La Banca d’Italia ha fatto i conti: se il tasso di occupazione femminile arrivasse al 60%, il Prodotto interno lordo potrebbe aumentare di 7 punti percentuali
Ci sono numeri che più di altri raccontano i ritardi da colmare di un Paese. E nel caso dell’occupazione femminile si va molto oltre la questione di genere, c’è il divario nelle carriere, la possibilità di crescita, le condizioni che rendono più complicato lavorare per le donne. Elementi che costringono a rallentare lo sviluppo e consegnano un sistema meno competitivo, meno produttivo.
Dunque, l’inclusione non è soltanto una questione morale (che pure resta centrale) ma di occasioni, di modernizzazione, di futuro, negate all’intera comunità. La Banca d’Italia ha fatto i conti: se il tasso di occupazione femminile arrivasse al 60%, il Prodotto interno lordo potrebbe aumentare di 7 punti percentuali. E invece tutto questo non accade ancora. L’anno scorso si è chiuso con una crescita del 3,9 per cento, con un rallentamento nel quarto trimestre. Certo la capacità di reazione sarebbe ancora più forte, con una maggiore inclusione di genere. L’ultima fotografia dell’Istat racconta invece di fabbriche, uffici, alberghi, negozi, nei quali il 90% degli occupati in più ha riguardato gli uomini. Un dato che fotografa la situazione a dicembre 2022 rispetto all’anno precedente. Cercare le ragioni è complicato e intuitivo allo stesso tempo, in piena pandemia chiusero le attività nelle quali le donne erano più attive, adesso che qualcosa, lentamente, si muove sono le ultime a beneficiarne. Allora la perdita di lavoro riguardò al 99 per cento proprio le donne.
Eppure, qualcosa si sta tentando per cambiare, nel Piano nazionale di ripresa e resilienza sono stati stanziati 400 milioni per il Fondo Impresa Donna, il Pnrr stabilisce che devono essere almeno il 30% degli occupati generati dagli investimenti alimentati dalle risorse europee. Obiettivi che vanno controllati, verificati, incentivati. Ci sono cose che si muovono, però. Secondo il Gender diversity index l’Italia è al sesto posto tra i 19 Paesi analizzati, ma solo il 3% delle donne ricopre incarichi di vertice. C’è una legge, la Golfo-Mosca che ha rappresentato una vera e propria svolta, con l’introduzione delle quote di genere, una scelta non condivisa da tutti, che alla fine ha portato nei consigli di amministrazione delle società di Borsa, la presenza femminile al 42,8%. Salvo poi osservare che un gruppo come Atlantia, appena si è ritirato dal listino, decida di non rinnovarle. Segno che di strada bisogna farne ancora molta. E il Pnrr può essere un’occasione preziosa, per il triennio 2024-2026 stabilisce un obiettivo: l’incremento del lavoro delle donne deve essere pari al 4%. Certo è tutto eccessivamente lento per un Paese che ha bisogno di crescere, il tasso di occupazione femminile al 51,3% è ancora troppo poco. E allora bisogna ragionare su quali siano gli ostacoli culturali, economici, normativi, nelle condizioni di welfare che possano agevolare l’ingresso nel mondo del lavoro. Una prima risposta? Serve uno sforzo eccezionale per aumentare le competenze matematiche e tecnologiche (cosiddette Stem), che sarebbe un acceleratore di parità incredibile. Le soluzioni sono state individuate più volte, bisogna attuarle.
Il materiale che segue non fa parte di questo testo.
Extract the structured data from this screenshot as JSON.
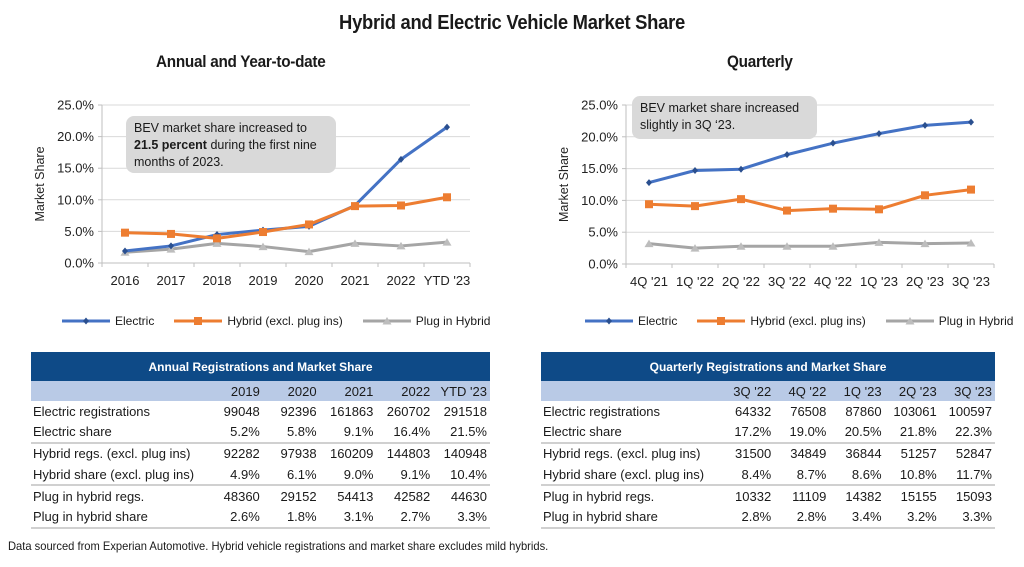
{
  "title": "Hybrid and Electric Vehicle Market Share",
  "colors": {
    "electric": "#4472c4",
    "electric_marker": "#2a4f8f",
    "hybrid": "#ed7d31",
    "plugin": "#a5a5a5",
    "header_dark": "#0e4a87",
    "header_light": "#b9cae6",
    "annotation_bg": "#d9d9d9"
  },
  "chart_data": [
    {
      "type": "line",
      "title": "Annual and Year-to-date",
      "xlabel": "",
      "ylabel": "Market Share",
      "ylim": [
        0,
        25
      ],
      "yticks": [
        "0.0%",
        "5.0%",
        "10.0%",
        "15.0%",
        "20.0%",
        "25.0%"
      ],
      "grid": true,
      "legend": "bottom",
      "categories": [
        "2016",
        "2017",
        "2018",
        "2019",
        "2020",
        "2021",
        "2022",
        "YTD '23"
      ],
      "series": [
        {
          "name": "Electric",
          "marker": "diamond",
          "values": [
            1.9,
            2.7,
            4.5,
            5.2,
            5.8,
            9.1,
            16.4,
            21.5
          ]
        },
        {
          "name": "Hybrid (excl. plug ins)",
          "marker": "square",
          "values": [
            4.8,
            4.6,
            3.9,
            4.9,
            6.1,
            9.0,
            9.1,
            10.4
          ]
        },
        {
          "name": "Plug in Hybrid",
          "marker": "triangle",
          "values": [
            1.7,
            2.2,
            3.1,
            2.6,
            1.8,
            3.1,
            2.7,
            3.3
          ]
        }
      ],
      "annotation": {
        "pre": "BEV market share increased to",
        "bold": "21.5 percent",
        "post": " during the first nine months of 2023."
      }
    },
    {
      "type": "line",
      "title": "Quarterly",
      "xlabel": "",
      "ylabel": "Market Share",
      "ylim": [
        0,
        25
      ],
      "yticks": [
        "0.0%",
        "5.0%",
        "10.0%",
        "15.0%",
        "20.0%",
        "25.0%"
      ],
      "grid": true,
      "legend": "bottom",
      "categories": [
        "4Q '21",
        "1Q '22",
        "2Q '22",
        "3Q '22",
        "4Q '22",
        "1Q '23",
        "2Q '23",
        "3Q '23"
      ],
      "series": [
        {
          "name": "Electric",
          "marker": "diamond",
          "values": [
            12.8,
            14.7,
            14.9,
            17.2,
            19.0,
            20.5,
            21.8,
            22.3
          ]
        },
        {
          "name": "Hybrid (excl. plug ins)",
          "marker": "square",
          "values": [
            9.4,
            9.1,
            10.2,
            8.4,
            8.7,
            8.6,
            10.8,
            11.7
          ]
        },
        {
          "name": "Plug in Hybrid",
          "marker": "triangle",
          "values": [
            3.2,
            2.5,
            2.8,
            2.8,
            2.8,
            3.4,
            3.2,
            3.3
          ]
        }
      ],
      "annotation": {
        "pre": "",
        "bold": "",
        "post": "BEV market share increased slightly in 3Q ‘23."
      }
    },
    {
      "type": "table",
      "title": "Annual Registrations and Market Share",
      "columns": [
        "2019",
        "2020",
        "2021",
        "2022",
        "YTD '23"
      ],
      "rows": [
        {
          "label": "Electric registrations",
          "values": [
            "99048",
            "92396",
            "161863",
            "260702",
            "291518"
          ]
        },
        {
          "label": "Electric share",
          "values": [
            "5.2%",
            "5.8%",
            "9.1%",
            "16.4%",
            "21.5%"
          ]
        },
        {
          "label": "Hybrid regs. (excl. plug ins)",
          "values": [
            "92282",
            "97938",
            "160209",
            "144803",
            "140948"
          ]
        },
        {
          "label": "Hybrid share (excl. plug ins)",
          "values": [
            "4.9%",
            "6.1%",
            "9.0%",
            "9.1%",
            "10.4%"
          ]
        },
        {
          "label": "Plug in hybrid regs.",
          "values": [
            "48360",
            "29152",
            "54413",
            "42582",
            "44630"
          ]
        },
        {
          "label": "Plug in hybrid share",
          "values": [
            "2.6%",
            "1.8%",
            "3.1%",
            "2.7%",
            "3.3%"
          ]
        }
      ]
    },
    {
      "type": "table",
      "title": "Quarterly Registrations and Market Share",
      "columns": [
        "3Q '22",
        "4Q '22",
        "1Q '23",
        "2Q '23",
        "3Q '23"
      ],
      "rows": [
        {
          "label": "Electric registrations",
          "values": [
            "64332",
            "76508",
            "87860",
            "103061",
            "100597"
          ]
        },
        {
          "label": "Electric share",
          "values": [
            "17.2%",
            "19.0%",
            "20.5%",
            "21.8%",
            "22.3%"
          ]
        },
        {
          "label": "Hybrid regs. (excl. plug ins)",
          "values": [
            "31500",
            "34849",
            "36844",
            "51257",
            "52847"
          ]
        },
        {
          "label": "Hybrid share (excl. plug ins)",
          "values": [
            "8.4%",
            "8.7%",
            "8.6%",
            "10.8%",
            "11.7%"
          ]
        },
        {
          "label": "Plug in hybrid regs.",
          "values": [
            "10332",
            "11109",
            "14382",
            "15155",
            "15093"
          ]
        },
        {
          "label": "Plug in hybrid share",
          "values": [
            "2.8%",
            "2.8%",
            "3.4%",
            "3.2%",
            "3.3%"
          ]
        }
      ]
    }
  ],
  "footer": "Data sourced from Experian Automotive. Hybrid vehicle registrations and market share excludes mild hybrids."
}
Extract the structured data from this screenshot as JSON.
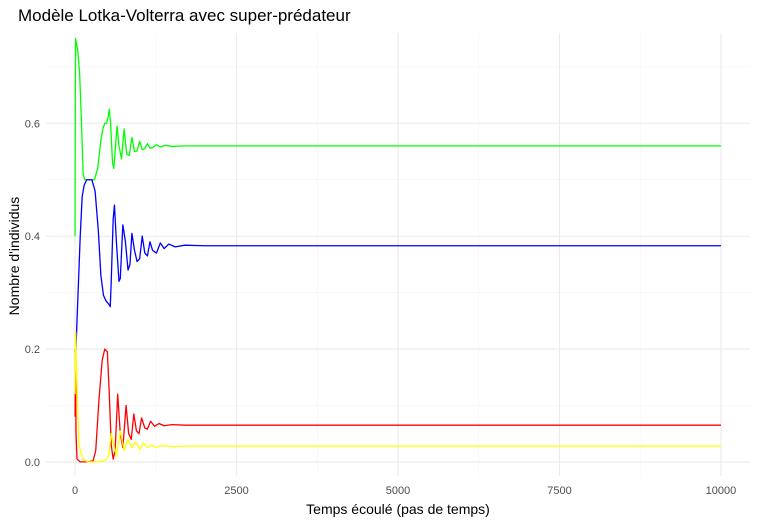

E qui i numeri dai quali partire non mancano: basta leggere il documento che tutte le società quotate in Borsa devono elaborare, si chiama Rendiconto non finanziario e fotografa la situazione di genere, insieme ai parametri di sostenibilità. Sarebbe interessante che il ministero del Lavoro partisse da questi dati per immaginare possibili percorsi. C’è una norma che invece potrebbe destare sorprese positive, vista la velocità di reazione delle imprese italiane: una legge ha individuato 33 criteri, dalle condizioni di selezione del personale, alla tutela del lavoro di cura (che andrebbe sempre di più condiviso), all’equità delle retribuzioni, chi supera quest’esame ha diritto ad uno sconto sulle tasse. Si dirà che le questioni morali ed etiche non vanno confuse con le agevolazioni sulle tasse, ma se può essere efficace meglio provare a ripartire da qui. Per raggiungere l’obiettivo 5 indicato dall’Onu per il 2030: «Porre fine, ovunque, a ogni forma di discriminazione nei confronti di donne e ragazze».